The tumor suppressor TP53 is the most frequently mutated gene in cancer and associated to poor prognosis and chemoresistance. We have previously identified the mutant p53-targeting compound APR-246 that is currently tested in a Phase III clinical trial in myelodysplastic syndrome.
APR-246 reactivates mutant p53 to a wild type-like functional protein capable of inducing p53 downstream targets and eventually cell death. APR-246 is non-enzymatically converted to its active product methylene quinclidinone (MQ) which binds to cysteine residues in p53 and promotes refolding. APR-246 also exhibits pro-oxidant activity as MQ binds and inactivates important antioxidants such as glutathione and thioredoxin reductase, which both are essential for the cellular defense against oxidative and electrophilic stress.

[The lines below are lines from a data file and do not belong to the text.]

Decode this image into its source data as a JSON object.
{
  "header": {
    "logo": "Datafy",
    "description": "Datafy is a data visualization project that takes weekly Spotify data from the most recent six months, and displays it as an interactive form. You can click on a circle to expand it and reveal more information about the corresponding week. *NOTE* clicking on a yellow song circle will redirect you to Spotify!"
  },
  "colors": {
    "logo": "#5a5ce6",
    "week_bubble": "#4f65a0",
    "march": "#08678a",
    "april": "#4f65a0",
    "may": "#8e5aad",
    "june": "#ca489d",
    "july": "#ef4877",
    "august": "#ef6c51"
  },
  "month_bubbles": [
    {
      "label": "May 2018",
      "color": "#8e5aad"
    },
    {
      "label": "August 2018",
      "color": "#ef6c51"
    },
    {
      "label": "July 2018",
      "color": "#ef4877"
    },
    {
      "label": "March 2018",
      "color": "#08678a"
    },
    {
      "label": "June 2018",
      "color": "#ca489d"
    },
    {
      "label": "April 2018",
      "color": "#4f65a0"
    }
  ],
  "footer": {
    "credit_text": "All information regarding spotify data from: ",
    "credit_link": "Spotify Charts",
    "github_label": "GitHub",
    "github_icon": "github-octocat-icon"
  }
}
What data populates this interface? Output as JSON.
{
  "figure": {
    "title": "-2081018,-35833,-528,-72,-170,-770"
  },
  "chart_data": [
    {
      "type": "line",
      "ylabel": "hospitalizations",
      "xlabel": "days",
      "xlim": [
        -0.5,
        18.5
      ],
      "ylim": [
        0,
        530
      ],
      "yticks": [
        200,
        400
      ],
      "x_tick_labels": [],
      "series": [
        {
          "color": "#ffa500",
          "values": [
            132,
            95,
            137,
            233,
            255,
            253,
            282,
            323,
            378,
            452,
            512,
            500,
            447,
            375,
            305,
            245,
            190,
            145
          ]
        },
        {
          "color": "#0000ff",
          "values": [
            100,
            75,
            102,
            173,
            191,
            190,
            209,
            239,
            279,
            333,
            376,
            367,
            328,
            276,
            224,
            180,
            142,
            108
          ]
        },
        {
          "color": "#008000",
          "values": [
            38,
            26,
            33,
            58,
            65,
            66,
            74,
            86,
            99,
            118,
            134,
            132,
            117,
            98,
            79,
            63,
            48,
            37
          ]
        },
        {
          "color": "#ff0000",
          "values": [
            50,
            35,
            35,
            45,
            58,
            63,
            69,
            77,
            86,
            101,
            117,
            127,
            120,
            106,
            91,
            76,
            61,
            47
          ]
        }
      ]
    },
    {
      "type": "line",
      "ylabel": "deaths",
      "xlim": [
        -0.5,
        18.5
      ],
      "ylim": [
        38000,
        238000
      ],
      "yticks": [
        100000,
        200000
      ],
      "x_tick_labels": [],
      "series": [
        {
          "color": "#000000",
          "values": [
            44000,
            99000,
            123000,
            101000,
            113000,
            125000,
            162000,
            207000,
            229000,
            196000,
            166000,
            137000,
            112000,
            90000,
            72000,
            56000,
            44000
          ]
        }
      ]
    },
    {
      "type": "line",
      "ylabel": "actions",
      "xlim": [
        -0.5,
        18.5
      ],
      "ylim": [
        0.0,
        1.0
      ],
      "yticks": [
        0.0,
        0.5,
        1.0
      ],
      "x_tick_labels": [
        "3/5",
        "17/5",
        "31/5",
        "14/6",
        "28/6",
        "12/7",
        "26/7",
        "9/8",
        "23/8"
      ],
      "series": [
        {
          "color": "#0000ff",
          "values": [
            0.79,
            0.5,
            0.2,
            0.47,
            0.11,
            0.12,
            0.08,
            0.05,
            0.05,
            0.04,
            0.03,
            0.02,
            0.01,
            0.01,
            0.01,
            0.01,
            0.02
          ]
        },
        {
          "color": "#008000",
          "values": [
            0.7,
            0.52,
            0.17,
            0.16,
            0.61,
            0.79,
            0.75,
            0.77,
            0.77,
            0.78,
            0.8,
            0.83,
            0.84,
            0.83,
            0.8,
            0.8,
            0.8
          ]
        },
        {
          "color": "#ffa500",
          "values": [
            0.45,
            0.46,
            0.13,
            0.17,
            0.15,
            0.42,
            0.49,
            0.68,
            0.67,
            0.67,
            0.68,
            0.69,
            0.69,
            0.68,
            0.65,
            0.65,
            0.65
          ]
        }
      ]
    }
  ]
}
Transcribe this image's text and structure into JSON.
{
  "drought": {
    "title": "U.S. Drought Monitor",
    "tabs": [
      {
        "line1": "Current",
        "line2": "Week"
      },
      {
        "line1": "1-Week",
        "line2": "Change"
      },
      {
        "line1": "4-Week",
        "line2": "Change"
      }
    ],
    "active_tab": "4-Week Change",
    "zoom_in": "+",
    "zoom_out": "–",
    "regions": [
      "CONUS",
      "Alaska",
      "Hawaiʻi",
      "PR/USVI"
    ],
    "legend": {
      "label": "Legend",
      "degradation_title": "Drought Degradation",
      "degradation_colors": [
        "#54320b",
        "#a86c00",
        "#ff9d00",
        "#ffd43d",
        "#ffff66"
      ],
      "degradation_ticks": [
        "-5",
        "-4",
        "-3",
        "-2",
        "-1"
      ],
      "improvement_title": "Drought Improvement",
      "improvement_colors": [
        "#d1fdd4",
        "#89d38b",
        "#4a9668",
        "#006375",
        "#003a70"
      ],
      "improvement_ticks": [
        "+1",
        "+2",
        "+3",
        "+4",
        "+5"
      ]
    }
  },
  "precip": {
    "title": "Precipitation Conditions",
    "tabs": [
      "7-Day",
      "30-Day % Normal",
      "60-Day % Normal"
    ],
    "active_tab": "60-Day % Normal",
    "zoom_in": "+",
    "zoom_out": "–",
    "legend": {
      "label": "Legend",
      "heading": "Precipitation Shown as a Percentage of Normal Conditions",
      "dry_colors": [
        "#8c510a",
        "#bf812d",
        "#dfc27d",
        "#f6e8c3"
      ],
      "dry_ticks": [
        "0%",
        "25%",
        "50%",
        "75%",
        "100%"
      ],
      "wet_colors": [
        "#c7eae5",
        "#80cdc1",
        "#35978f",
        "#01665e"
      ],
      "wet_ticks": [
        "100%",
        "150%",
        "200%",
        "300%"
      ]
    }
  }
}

Multidrug resistance protein 1 (MRP1/ABCC1) plays an important role in efflux of unconjugated and glutathione-conjugated drugs, and thereby reduces drug accumulation and enhances tumor cell resistance. As MQ readily conjugates to glutathione, we hypothesized that MRP1 could be involved in the efflux of APR-246 and/or MQ from cells. Indeed, inhibition or knockdown of MRP1 leads to intracellular 14C-accumulation after 14C- APR-246 treatment in tumor cell lines of various origin. Additionally, treatment with MRP1 inhibitors shifted intra- and extracellular thiol status. The compound accumulation and thiol status shift caused profound synergistic cell death upon combination treatment with APR-246 and MRP1 inhibition in cancer cell lines of various origins while normal fibroblasts were unaffected at similar concentrations. Missense mutant p53 expressing cell lines had the highest synergistic response. MRP1 inhibition also lowered the threshold of anti-tumor activity of APR-246 in xenograft tumor models in mice. LC-MS analysis revealed that cellular APR-246 levels were unchanged after MRP1 inhibition while MQ conjugated to glutathione (GS-MQ) accumulated. Furthermore, we showed that MQ conjugation is readily reversible which suggests that GS-MQ could serve as a drug reservoir, increasing the availability of MQ for targeting of mutant p53.